Almost immediately after rounding the Needles and entering the narrow, deep channel down through the approaching Hurst narrows, the America ran slowly past the Royal Yacht, sat at anchor in Alum Bay with the Queen (Victoria) and Prince Albert present on her decks.

As is customary, the ensign was lowered (quite a thing for Republicans to do) and Commodore Stevens of the NYYC doffed his cap as a mark of respect.
As the winds lightened into the evening, it was a long haul down to Cowes with the Aurora closing in on America to within just a few minutes.

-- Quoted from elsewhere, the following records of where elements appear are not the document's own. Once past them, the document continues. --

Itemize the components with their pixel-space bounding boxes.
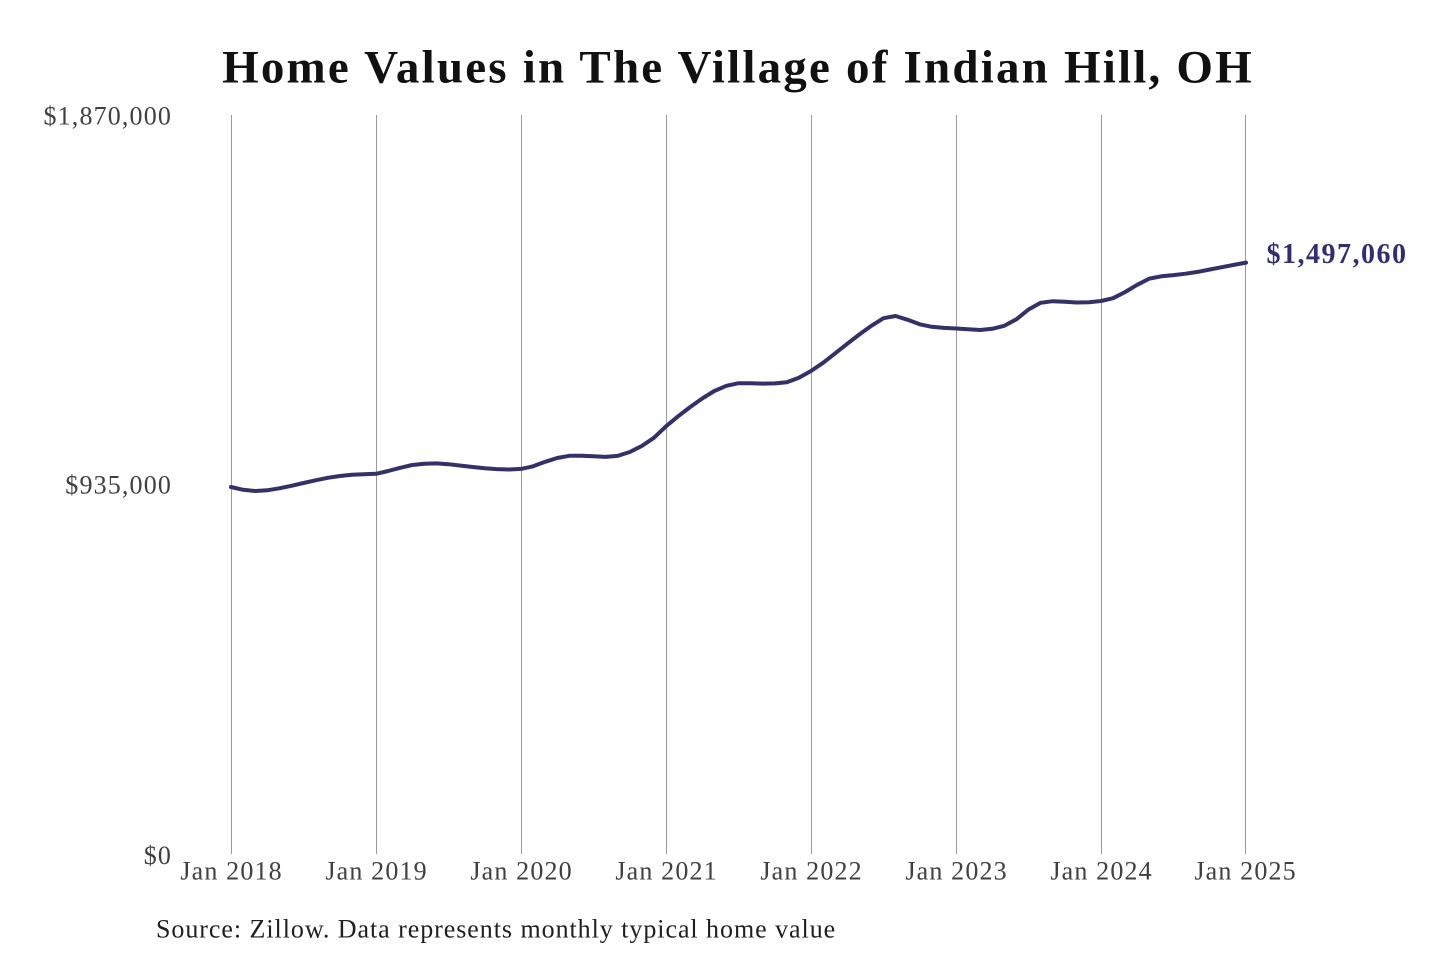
svg-text:$1,870,000: $1,870,000 — [44, 102, 173, 131]
svg-text:Jan 2023: Jan 2023 — [905, 857, 1007, 886]
svg-text:Jan 2021: Jan 2021 — [615, 857, 717, 886]
svg-text:Jan 2019: Jan 2019 — [325, 857, 427, 886]
svg-text:$1,497,060: $1,497,060 — [1267, 239, 1408, 270]
svg-text:$935,000: $935,000 — [65, 471, 172, 500]
svg-text:Source: Zillow. Data represent: Source: Zillow. Data represents monthly … — [156, 915, 836, 944]
svg-text:Jan 2018: Jan 2018 — [180, 857, 282, 886]
svg-text:$0: $0 — [144, 841, 172, 870]
svg-text:Jan 2024: Jan 2024 — [1050, 857, 1152, 886]
svg-text:Jan 2025: Jan 2025 — [1194, 857, 1296, 886]
svg-text:Home Values in The Village of: Home Values in The Village of Indian Hil… — [222, 42, 1254, 94]
svg-text:Jan 2020: Jan 2020 — [470, 857, 572, 886]
svg-text:Jan 2022: Jan 2022 — [760, 857, 862, 886]
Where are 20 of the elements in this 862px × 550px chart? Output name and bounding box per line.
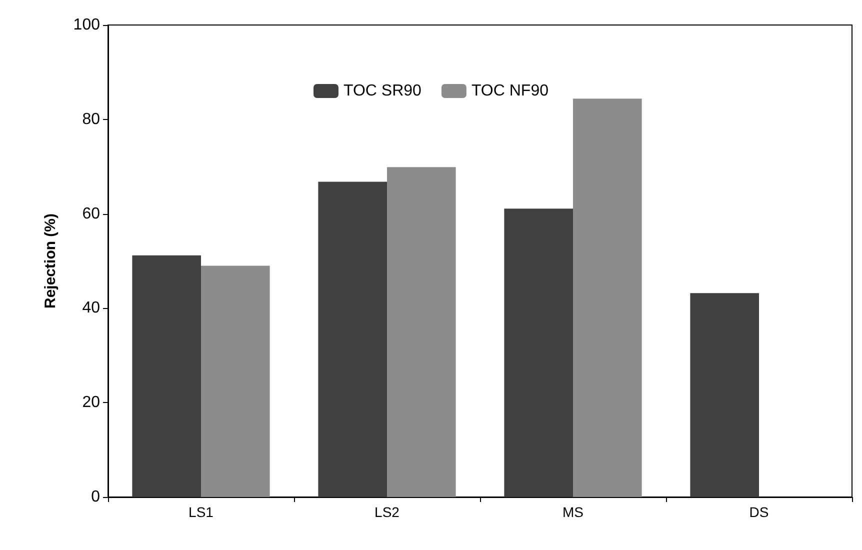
y-tick-label: 40 (82, 300, 100, 317)
bar (387, 167, 456, 497)
y-tick-label: 80 (82, 110, 100, 128)
y-tick-label: 100 (73, 16, 100, 34)
legend-label: TOC SR90 (343, 82, 422, 100)
bar (318, 182, 387, 497)
x-tick-label: LS1 (188, 504, 214, 520)
x-tick-label: LS2 (374, 504, 400, 520)
legend-label: TOC NF90 (471, 82, 549, 100)
bar (201, 266, 270, 497)
x-tick-label: MS (562, 504, 584, 520)
y-tick-label: 0 (91, 488, 100, 506)
y-tick-label: 60 (82, 205, 100, 222)
x-tick-label: DS (749, 504, 769, 520)
bar (132, 255, 201, 497)
y-tick-label: 20 (82, 394, 100, 412)
bar (573, 98, 642, 497)
y-axis-title: Rejection (%) (42, 213, 59, 309)
bar (504, 208, 573, 497)
bar (690, 293, 759, 497)
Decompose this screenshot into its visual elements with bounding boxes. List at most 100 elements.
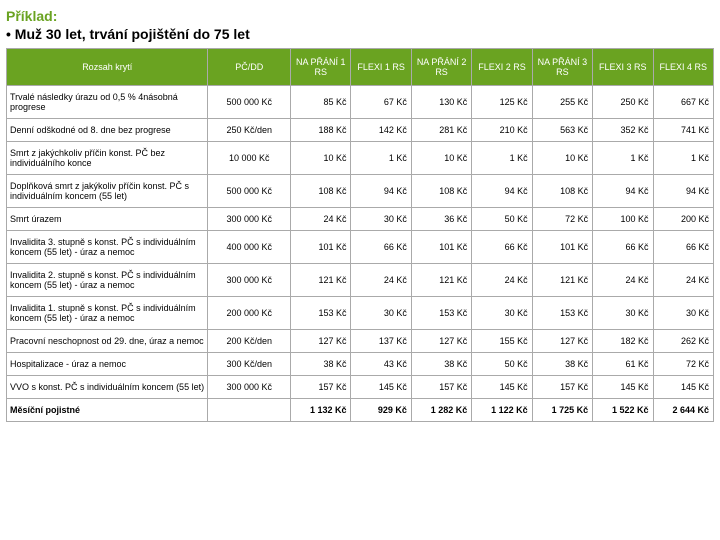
table-row: Invalidita 2. stupně s konst. PČ s indiv…	[7, 264, 714, 297]
header-col-2: NA PŘÁNÍ 2 RS	[411, 49, 471, 86]
cell-pcdd: 200 Kč/den	[208, 330, 291, 353]
table-row: VVO s konst. PČ s individuálním koncem (…	[7, 376, 714, 399]
cell-value: 108 Kč	[532, 175, 592, 208]
cell-rozsah: Smrt z jakýchkoliv příčin konst. PČ bez …	[7, 142, 208, 175]
monthly-label: Měsíční pojistné	[7, 399, 208, 422]
cell-value: 127 Kč	[411, 330, 471, 353]
header-col-4: NA PŘÁNÍ 3 RS	[532, 49, 592, 86]
cell-pcdd: 250 Kč/den	[208, 119, 291, 142]
cell-value: 127 Kč	[291, 330, 351, 353]
header-rozsah: Rozsah krytí	[7, 49, 208, 86]
monthly-row: Měsíční pojistné 1 132 Kč929 Kč1 282 Kč 1 …	[7, 399, 714, 422]
cell-value: 262 Kč	[653, 330, 714, 353]
cell-pcdd: 500 000 Kč	[208, 175, 291, 208]
cell-value: 101 Kč	[532, 231, 592, 264]
table-row: Doplňková smrt z jakýkoliv příčin konst.…	[7, 175, 714, 208]
cell-value: 38 Kč	[411, 353, 471, 376]
cell-rozsah: Invalidita 1. stupně s konst. PČ s indiv…	[7, 297, 208, 330]
cell-value: 24 Kč	[472, 264, 532, 297]
table-row: Smrt úrazem300 000 Kč24 Kč30 Kč36 Kč50 K…	[7, 208, 714, 231]
cell-value: 10 Kč	[291, 142, 351, 175]
table-row: Invalidita 3. stupně s konst. PČ s indiv…	[7, 231, 714, 264]
cell-value: 563 Kč	[532, 119, 592, 142]
cell-value: 182 Kč	[593, 330, 653, 353]
cell-rozsah: Doplňková smrt z jakýkoliv příčin konst.…	[7, 175, 208, 208]
header-col-0: NA PŘÁNÍ 1 RS	[291, 49, 351, 86]
cell-pcdd: 300 Kč/den	[208, 353, 291, 376]
cell-value: 281 Kč	[411, 119, 471, 142]
cell-value: 66 Kč	[351, 231, 411, 264]
cell-value: 38 Kč	[291, 353, 351, 376]
monthly-value: 1 725 Kč	[532, 399, 592, 422]
header-col-5: FLEXI 3 RS	[593, 49, 653, 86]
cell-rozsah: Invalidita 3. stupně s konst. PČ s indiv…	[7, 231, 208, 264]
cell-value: 145 Kč	[472, 376, 532, 399]
pricing-table: Rozsah krytí PČ/DD NA PŘÁNÍ 1 RS FLEXI 1…	[6, 48, 714, 422]
cell-value: 101 Kč	[411, 231, 471, 264]
cell-value: 66 Kč	[653, 231, 714, 264]
cell-value: 130 Kč	[411, 86, 471, 119]
cell-rozsah: VVO s konst. PČ s individuálním koncem (…	[7, 376, 208, 399]
cell-value: 121 Kč	[291, 264, 351, 297]
cell-value: 72 Kč	[653, 353, 714, 376]
cell-value: 121 Kč	[532, 264, 592, 297]
cell-value: 157 Kč	[532, 376, 592, 399]
cell-rozsah: Trvalé následky úrazu od 0,5 % 4násobná …	[7, 86, 208, 119]
cell-value: 67 Kč	[351, 86, 411, 119]
cell-value: 155 Kč	[472, 330, 532, 353]
cell-value: 125 Kč	[472, 86, 532, 119]
monthly-value: 1 282 Kč	[411, 399, 471, 422]
monthly-value: 929 Kč	[351, 399, 411, 422]
cell-value: 24 Kč	[291, 208, 351, 231]
cell-value: 137 Kč	[351, 330, 411, 353]
subtitle-text: Muž 30 let, trvání pojištění do 75 let	[15, 26, 250, 42]
header-col-3: FLEXI 2 RS	[472, 49, 532, 86]
cell-value: 101 Kč	[291, 231, 351, 264]
cell-value: 36 Kč	[411, 208, 471, 231]
cell-value: 10 Kč	[411, 142, 471, 175]
cell-value: 153 Kč	[411, 297, 471, 330]
table-row: Pracovní neschopnost od 29. dne, úraz a …	[7, 330, 714, 353]
cell-pcdd: 500 000 Kč	[208, 86, 291, 119]
cell-value: 50 Kč	[472, 208, 532, 231]
cell-value: 61 Kč	[593, 353, 653, 376]
cell-value: 30 Kč	[351, 297, 411, 330]
monthly-value: 1 522 Kč	[593, 399, 653, 422]
cell-pcdd: 300 000 Kč	[208, 264, 291, 297]
monthly-value: 1 132 Kč	[291, 399, 351, 422]
cell-value: 1 Kč	[653, 142, 714, 175]
header-col-1: FLEXI 1 RS	[351, 49, 411, 86]
cell-pcdd: 10 000 Kč	[208, 142, 291, 175]
monthly-value: 2 644 Kč	[653, 399, 714, 422]
cell-rozsah: Smrt úrazem	[7, 208, 208, 231]
cell-value: 30 Kč	[472, 297, 532, 330]
cell-value: 24 Kč	[653, 264, 714, 297]
table-row: Hospitalizace - úraz a nemoc300 Kč/den38…	[7, 353, 714, 376]
cell-value: 352 Kč	[593, 119, 653, 142]
cell-value: 43 Kč	[351, 353, 411, 376]
cell-value: 50 Kč	[472, 353, 532, 376]
subtitle-line: • Muž 30 let, trvání pojištění do 75 let	[6, 26, 714, 42]
cell-value: 741 Kč	[653, 119, 714, 142]
cell-rozsah: Pracovní neschopnost od 29. dne, úraz a …	[7, 330, 208, 353]
cell-value: 127 Kč	[532, 330, 592, 353]
cell-value: 145 Kč	[593, 376, 653, 399]
cell-value: 38 Kč	[532, 353, 592, 376]
table-row: Denní odškodné od 8. dne bez progrese250…	[7, 119, 714, 142]
cell-value: 1 Kč	[593, 142, 653, 175]
cell-pcdd: 300 000 Kč	[208, 376, 291, 399]
cell-value: 10 Kč	[532, 142, 592, 175]
cell-rozsah: Invalidita 2. stupně s konst. PČ s indiv…	[7, 264, 208, 297]
cell-rozsah: Denní odškodné od 8. dne bez progrese	[7, 119, 208, 142]
cell-value: 1 Kč	[351, 142, 411, 175]
cell-value: 157 Kč	[291, 376, 351, 399]
cell-value: 210 Kč	[472, 119, 532, 142]
cell-value: 94 Kč	[653, 175, 714, 208]
cell-value: 94 Kč	[472, 175, 532, 208]
cell-value: 30 Kč	[653, 297, 714, 330]
cell-value: 157 Kč	[411, 376, 471, 399]
cell-value: 188 Kč	[291, 119, 351, 142]
cell-value: 108 Kč	[291, 175, 351, 208]
table-row: Smrt z jakýchkoliv příčin konst. PČ bez …	[7, 142, 714, 175]
cell-value: 30 Kč	[351, 208, 411, 231]
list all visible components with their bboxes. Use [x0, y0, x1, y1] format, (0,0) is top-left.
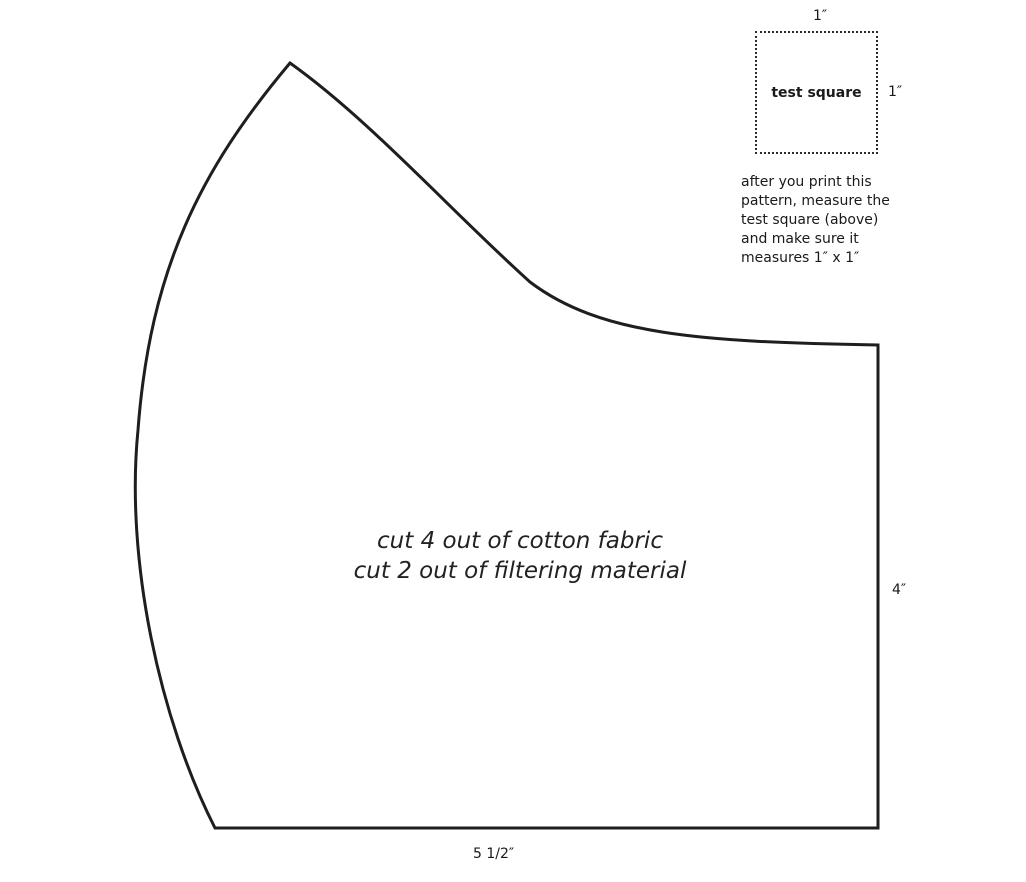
- print-check-note: after you print this pattern, measure th…: [741, 174, 890, 266]
- test-square-height-label: 1″: [888, 84, 903, 100]
- width-dimension-label: 5 1/2″: [473, 846, 515, 862]
- height-dimension-label: 4″: [892, 582, 907, 598]
- test-square-label: test square: [771, 84, 862, 101]
- cutting-instruction-filter: cut 2 out of filtering material: [353, 558, 687, 584]
- mask-outline: [133, 60, 880, 830]
- test-square-width-label: 1″: [813, 8, 828, 24]
- cutting-instruction-cotton: cut 4 out of cotton fabric: [377, 528, 663, 554]
- cutting-instructions: cut 4 out of cotton fabric cut 2 out of …: [330, 526, 710, 586]
- test-square: test square: [755, 31, 878, 154]
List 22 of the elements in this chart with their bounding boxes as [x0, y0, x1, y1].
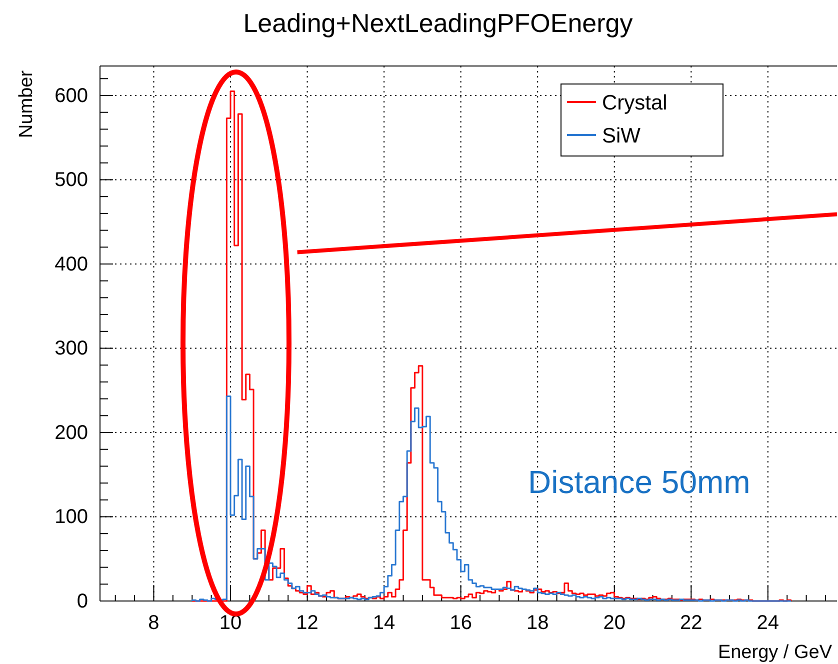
chart-title: Leading+NextLeadingPFOEnergy — [243, 8, 633, 38]
y-tick-label: 0 — [76, 590, 88, 612]
x-tick-label: 14 — [372, 612, 396, 634]
y-tick-label: 200 — [54, 422, 88, 444]
y-tick-label: 100 — [54, 506, 88, 528]
legend-label: SiW — [602, 124, 641, 148]
y-tick-label: 300 — [54, 338, 88, 360]
x-tick-label: 22 — [680, 612, 702, 634]
x-tick-label: 20 — [603, 612, 626, 634]
y-tick-label: 600 — [54, 84, 88, 107]
x-tick-label: 8 — [148, 612, 160, 634]
x-tick-label: 12 — [296, 612, 318, 634]
x-tick-label: 16 — [450, 612, 472, 634]
annotation: Distance 50mm — [528, 464, 750, 500]
y-tick-label: 500 — [54, 169, 88, 192]
x-tick-label: 10 — [219, 612, 242, 634]
y-axis-title: Number — [16, 70, 37, 138]
x-tick-label: 24 — [756, 612, 780, 634]
x-axis-title: Energy / GeV — [718, 642, 832, 663]
y-tick-label: 400 — [54, 253, 88, 276]
legend-label: Crystal — [602, 91, 668, 114]
x-tick-label: 18 — [526, 612, 549, 634]
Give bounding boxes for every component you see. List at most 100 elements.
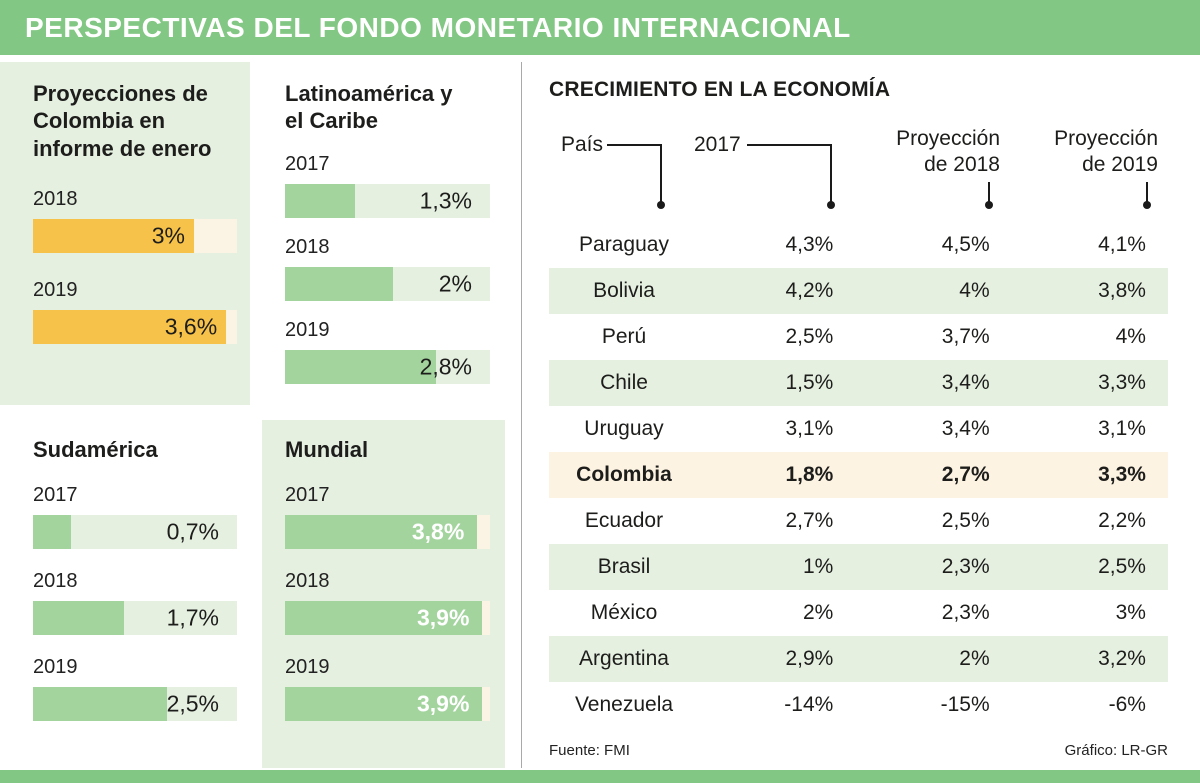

According to the Lawsons History of the America’s Cup: “The evening fell darkly, heavy clouds being piled along the northern shore of the strait; and the thousands who had for hours lined the southern shore, from West Cowes long past the Castle, awaiting anxiously the appearance of the winner, and eagerly drinking in every rumour as to the progress of the match, were beginning to disperse, when the peculiar rig of the clipper was discerned through the gloom, and at 8h 34m.
o’clock (railway time 8h 37m., according to the secretary of the Royal Yacht Squadron) a gun from the flagship announced her arrival as the winner of the Cup.
The Aurora was announced at 8h.
58m.; the Bacchante at 9h.
30m.; the Eclipse at 9h.
45m.; the Brilliant at 1h.
20m.
(Saturday morning).
No account of the rest.”

As the America, with her crew of 13 onboard passed the flagship, she was, according to Lawsons: “received with the most gratifying cheers.
Yankee Doodle was played by the band.”

But it was back up at the Needles at the western end of the Solent where possibly the most famous phrase of the America’s Cup, a phrase that many of today’s sailors use and live by, was supposedly uttered to Queen Victoria by a signalman onboard the Victoria & Albert Royal Yacht as he peered from the deck down the Solent:
 


“Say signal-master, are the yachts in sight?”
“Yes, may it please Your Majesty.”
“Which is first?”
“The America.”
“Which is second?”
“Ah, Your Majesty, there is no second.”

Perhaps an embellishment of the truth, the name of the “perspicacious” signal-master was never recorded but the tale and its succinct line has stuck with the America’s Cup since and beautifully encapsulates the competition.

When the news finally reached the United States some two weeks after the race, it was received with “general satisfaction, quietly expressed” according to Lawsons.
“In Boston the news was received during a celebration at the State House, of the opening of railway communication between the United States and the Canadian provinces.
Daniel Webster (Congressman and US Secretary of State) was addressing a large audience in the hall of the House of Representatives.
He broke off in his speech to announce the victory: “Like Jupiter among the Gods, America is first, and there is no second.”
There really is no second in the America’s Cup.